Gas buildup can cause sharp pains in your stomach.
i Tom Le Goff/Digital Vision/Getty Images

Gas pain can become trapped in your abdominal area, causing pain and bloating. The gas can build up if you talk while you eat or if you eat certain foods, such as broccoli or dairy, for some people. Stretching your lower back often puts pressure on your stomach, helping to expel the trapped gasses.

Kneeling Stretch

Putting pressure on the stomach can help push gases through your digestive system, and stretching helps relax your body so it can more easily expel gas. Try kneeling on the floor, with your hips touching your feet. Bend forward at the waist and place your hands over your head, resting on the floor in front of you. Take deep breaths, feeling your stomach press against your thighs as you breathe.
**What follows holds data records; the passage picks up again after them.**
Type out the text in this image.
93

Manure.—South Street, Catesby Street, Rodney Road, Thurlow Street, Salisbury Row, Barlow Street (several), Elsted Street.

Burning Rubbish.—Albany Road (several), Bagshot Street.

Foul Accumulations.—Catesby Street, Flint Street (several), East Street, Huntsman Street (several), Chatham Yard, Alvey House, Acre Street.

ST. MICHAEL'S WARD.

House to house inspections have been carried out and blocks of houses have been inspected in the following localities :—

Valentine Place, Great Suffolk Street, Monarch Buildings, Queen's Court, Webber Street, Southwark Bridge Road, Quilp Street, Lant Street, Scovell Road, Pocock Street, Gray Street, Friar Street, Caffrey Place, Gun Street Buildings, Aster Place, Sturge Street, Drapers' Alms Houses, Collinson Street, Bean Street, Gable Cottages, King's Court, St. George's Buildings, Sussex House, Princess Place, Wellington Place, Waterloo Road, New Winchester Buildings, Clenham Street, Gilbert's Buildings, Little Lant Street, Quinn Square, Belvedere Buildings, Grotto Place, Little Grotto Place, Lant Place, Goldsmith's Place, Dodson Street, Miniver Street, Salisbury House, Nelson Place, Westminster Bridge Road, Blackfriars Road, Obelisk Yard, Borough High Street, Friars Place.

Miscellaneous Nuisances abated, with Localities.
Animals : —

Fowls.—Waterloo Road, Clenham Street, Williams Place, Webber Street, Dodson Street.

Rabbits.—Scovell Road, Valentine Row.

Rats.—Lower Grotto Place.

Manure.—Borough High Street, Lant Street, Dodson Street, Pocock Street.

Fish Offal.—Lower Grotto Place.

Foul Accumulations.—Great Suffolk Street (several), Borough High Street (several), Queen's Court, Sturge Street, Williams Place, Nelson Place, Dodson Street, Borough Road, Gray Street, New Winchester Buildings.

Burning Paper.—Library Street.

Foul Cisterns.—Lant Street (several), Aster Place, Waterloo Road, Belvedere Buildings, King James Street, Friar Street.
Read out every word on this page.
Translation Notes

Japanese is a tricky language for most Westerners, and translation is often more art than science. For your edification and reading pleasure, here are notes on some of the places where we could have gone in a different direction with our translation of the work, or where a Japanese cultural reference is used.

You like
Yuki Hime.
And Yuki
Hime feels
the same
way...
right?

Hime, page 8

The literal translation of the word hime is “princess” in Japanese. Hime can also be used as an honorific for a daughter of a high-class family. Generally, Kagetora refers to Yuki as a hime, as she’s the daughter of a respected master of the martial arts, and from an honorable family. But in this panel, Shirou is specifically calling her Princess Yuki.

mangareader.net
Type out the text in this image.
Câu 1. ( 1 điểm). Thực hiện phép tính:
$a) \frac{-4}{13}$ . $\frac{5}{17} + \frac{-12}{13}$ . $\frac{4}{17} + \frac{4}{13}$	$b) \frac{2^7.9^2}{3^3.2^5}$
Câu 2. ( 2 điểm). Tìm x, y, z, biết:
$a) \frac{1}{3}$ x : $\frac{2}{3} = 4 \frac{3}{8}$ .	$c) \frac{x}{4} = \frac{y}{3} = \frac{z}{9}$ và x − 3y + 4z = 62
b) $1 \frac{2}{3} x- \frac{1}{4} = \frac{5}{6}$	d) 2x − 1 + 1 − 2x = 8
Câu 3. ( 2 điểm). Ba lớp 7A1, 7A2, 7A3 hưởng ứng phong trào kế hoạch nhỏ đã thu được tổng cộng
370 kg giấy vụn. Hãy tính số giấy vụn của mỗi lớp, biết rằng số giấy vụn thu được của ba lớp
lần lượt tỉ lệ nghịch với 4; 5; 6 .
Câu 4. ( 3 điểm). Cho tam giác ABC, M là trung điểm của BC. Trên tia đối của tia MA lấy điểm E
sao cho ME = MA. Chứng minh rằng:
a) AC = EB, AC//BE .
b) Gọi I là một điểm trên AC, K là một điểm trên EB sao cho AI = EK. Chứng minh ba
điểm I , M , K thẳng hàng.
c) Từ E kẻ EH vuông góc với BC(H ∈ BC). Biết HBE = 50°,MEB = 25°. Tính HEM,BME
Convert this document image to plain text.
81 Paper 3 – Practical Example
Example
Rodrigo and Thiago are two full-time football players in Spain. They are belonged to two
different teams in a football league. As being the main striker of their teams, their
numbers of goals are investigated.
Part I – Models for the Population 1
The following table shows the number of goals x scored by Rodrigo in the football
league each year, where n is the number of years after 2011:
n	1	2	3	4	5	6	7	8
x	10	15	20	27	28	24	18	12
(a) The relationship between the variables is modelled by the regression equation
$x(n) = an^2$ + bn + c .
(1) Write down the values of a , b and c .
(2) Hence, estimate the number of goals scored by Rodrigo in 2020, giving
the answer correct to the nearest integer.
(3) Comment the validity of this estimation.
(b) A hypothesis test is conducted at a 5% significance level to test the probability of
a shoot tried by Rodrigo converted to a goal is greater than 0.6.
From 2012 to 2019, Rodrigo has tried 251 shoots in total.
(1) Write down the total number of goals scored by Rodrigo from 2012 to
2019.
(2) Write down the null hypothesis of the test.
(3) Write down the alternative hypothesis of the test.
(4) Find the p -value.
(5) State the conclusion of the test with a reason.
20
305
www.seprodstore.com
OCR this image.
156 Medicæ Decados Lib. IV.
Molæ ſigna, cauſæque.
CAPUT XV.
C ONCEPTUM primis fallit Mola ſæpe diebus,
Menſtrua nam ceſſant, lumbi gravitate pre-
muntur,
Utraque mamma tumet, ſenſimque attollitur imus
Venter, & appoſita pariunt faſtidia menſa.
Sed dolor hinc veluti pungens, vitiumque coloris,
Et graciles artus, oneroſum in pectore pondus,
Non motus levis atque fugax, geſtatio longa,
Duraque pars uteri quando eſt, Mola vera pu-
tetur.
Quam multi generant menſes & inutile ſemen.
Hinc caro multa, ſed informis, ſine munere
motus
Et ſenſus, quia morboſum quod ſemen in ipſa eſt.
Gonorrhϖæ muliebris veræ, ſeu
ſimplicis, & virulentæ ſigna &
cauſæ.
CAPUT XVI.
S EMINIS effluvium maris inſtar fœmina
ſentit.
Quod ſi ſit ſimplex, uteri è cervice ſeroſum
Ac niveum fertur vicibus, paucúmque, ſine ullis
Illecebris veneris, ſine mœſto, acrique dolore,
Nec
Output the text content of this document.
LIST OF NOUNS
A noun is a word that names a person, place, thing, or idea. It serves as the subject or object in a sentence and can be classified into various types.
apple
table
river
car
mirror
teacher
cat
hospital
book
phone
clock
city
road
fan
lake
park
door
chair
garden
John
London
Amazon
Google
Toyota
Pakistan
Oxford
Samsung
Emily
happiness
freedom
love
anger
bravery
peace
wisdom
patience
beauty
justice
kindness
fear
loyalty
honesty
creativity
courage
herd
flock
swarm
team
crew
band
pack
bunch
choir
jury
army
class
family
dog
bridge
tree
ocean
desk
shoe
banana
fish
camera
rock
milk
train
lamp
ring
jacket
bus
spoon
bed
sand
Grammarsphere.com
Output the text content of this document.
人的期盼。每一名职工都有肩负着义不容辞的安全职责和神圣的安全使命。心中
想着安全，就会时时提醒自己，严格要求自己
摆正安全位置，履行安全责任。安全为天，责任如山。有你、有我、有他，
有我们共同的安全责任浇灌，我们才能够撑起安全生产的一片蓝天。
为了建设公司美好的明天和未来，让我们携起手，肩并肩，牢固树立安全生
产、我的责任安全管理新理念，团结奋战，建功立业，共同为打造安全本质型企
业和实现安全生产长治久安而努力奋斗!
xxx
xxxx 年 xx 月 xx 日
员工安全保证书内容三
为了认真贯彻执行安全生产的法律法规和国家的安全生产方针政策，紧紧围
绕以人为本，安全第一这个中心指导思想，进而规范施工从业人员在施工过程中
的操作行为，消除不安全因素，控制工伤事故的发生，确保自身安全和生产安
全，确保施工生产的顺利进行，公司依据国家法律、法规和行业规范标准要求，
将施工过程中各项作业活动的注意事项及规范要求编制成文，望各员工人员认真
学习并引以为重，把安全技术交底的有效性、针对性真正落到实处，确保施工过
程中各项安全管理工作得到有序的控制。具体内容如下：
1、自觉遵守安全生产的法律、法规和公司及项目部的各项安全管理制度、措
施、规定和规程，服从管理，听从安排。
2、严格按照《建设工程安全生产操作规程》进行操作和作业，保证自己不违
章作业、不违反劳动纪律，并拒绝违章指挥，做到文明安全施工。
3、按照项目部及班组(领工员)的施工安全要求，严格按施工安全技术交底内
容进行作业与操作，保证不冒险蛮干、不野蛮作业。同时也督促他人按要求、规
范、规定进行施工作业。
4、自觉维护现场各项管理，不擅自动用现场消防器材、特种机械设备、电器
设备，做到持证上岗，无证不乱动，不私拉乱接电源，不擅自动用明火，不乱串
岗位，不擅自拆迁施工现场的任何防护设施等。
This stretch is similar to the child's pose in yoga.

Camel-Cat Stretch

The camel-cat combination stretch moves your abdominal area to help get the gasses in your stomach moving. Get down on your hands and knees with your back flat. Round your back up and tuck your head to stretch your back, and hold for 10 seconds. Flatten your back, then round it down so your stomach is closer to the floor with your head up. Hold this position for 10 seconds, then repeat both moves.

Wind Release Pose

The yoga pose pavana muktasana is also called the wind release pose. By design, the pose helps you relieve gas pressure. Lie on your back on the floor -- not on a soft surface like a bed -- and bend your knees while pulling your legs in close to your body. Grab your knees with your hands and pull your legs closer to your stomach. You also can lift your head toward your knees to deepen the stretch and put more pressure on your abdomen.

Other Exercise

Getting your body up and walking for 15 minutes can allow gravity and motion to work the gas out of your body. If weather won't allow you to walk outside, try going up and down steps in your home or running in place. You can also try toe-touch stretches. For a seated toe touch, keep your legs straight in front of you and lean forward with your hands reaching for your toes. While standing, bend over from the waist, keeping your legs straight as you try to touch your toes with your fingers.